By January, with protests against the war accelerating, a journalist wondered whether disarmament would be possible, with Israelis “under siege, not just by our enemies but also by the supposedly liberal, modern people in the West who we thought we were part of.” Would it be possible to imagine or “do peace”?

::

The proliferation of guns in Israel that began as a response to an external threat has become an enforcer of expansive internal agendas. “I don’t really think Ben-Gvir wants Israelis to feel safe,” a Palestinian Israeli lawyer explained. “He wants settlers and crazies to intimidate others.”

The gun safety movement is mobilized in opposition, but however its efforts evolve, the decisions Israel has already made about guns could go a long way toward shaping the future of the nation.

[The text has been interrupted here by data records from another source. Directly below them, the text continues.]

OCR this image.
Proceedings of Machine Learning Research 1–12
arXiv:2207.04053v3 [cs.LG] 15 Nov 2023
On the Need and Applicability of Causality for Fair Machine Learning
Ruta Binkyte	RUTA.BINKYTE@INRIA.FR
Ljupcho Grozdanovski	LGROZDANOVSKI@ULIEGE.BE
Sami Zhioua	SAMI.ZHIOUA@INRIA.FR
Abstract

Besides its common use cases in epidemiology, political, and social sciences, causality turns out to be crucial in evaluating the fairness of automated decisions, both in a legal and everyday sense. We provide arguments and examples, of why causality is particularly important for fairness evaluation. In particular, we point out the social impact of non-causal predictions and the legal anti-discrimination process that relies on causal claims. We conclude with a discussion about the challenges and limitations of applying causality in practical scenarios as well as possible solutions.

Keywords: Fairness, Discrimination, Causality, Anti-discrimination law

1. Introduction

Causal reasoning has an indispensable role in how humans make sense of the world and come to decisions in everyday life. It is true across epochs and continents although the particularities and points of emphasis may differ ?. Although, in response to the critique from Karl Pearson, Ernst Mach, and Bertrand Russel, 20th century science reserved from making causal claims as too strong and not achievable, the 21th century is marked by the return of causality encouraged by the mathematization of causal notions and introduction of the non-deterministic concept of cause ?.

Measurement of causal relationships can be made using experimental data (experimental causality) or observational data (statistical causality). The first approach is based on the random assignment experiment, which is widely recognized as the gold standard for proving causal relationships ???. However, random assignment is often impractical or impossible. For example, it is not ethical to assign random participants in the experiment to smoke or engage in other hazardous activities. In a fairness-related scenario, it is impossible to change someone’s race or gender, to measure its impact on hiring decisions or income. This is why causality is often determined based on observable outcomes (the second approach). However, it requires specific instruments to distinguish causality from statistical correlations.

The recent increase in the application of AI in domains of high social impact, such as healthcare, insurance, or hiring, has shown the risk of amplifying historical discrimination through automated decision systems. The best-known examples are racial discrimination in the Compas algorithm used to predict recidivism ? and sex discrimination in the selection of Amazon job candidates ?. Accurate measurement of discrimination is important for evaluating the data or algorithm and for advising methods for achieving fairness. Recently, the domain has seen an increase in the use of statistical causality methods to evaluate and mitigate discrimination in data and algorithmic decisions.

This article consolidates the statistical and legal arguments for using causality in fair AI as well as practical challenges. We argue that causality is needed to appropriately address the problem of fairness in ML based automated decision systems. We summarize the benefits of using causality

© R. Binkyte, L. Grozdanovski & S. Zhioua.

Perhaps the country will overturn Ben-Gvir’s disastrous gun policies and begin the hard work of countering their polarizing health, social and political effects. Such an approach would require regional stability, and the renewal of what Haaretz calls “the contract between state and citizen.”

Or Israel could remain a fortress, its people adopting “stand your ground” self-defensiveness and arming themselves in ever more anticipation of real and speculative threats.

If I’ve learned anything from studying gun politics in the U.S., it’s that an armed and internally divided nation is less able to negotiate, effectively legislate or meaningfully compromise.

Jonathan M. Metzl (@jonathanmetzl) directs the department of medicine, health and society at Vanderbilt University and is the author, most recently, of “What We’ve Become: Living and Dying in a Country of Arms.” This article was produced in partnership with Zócalo Public Square.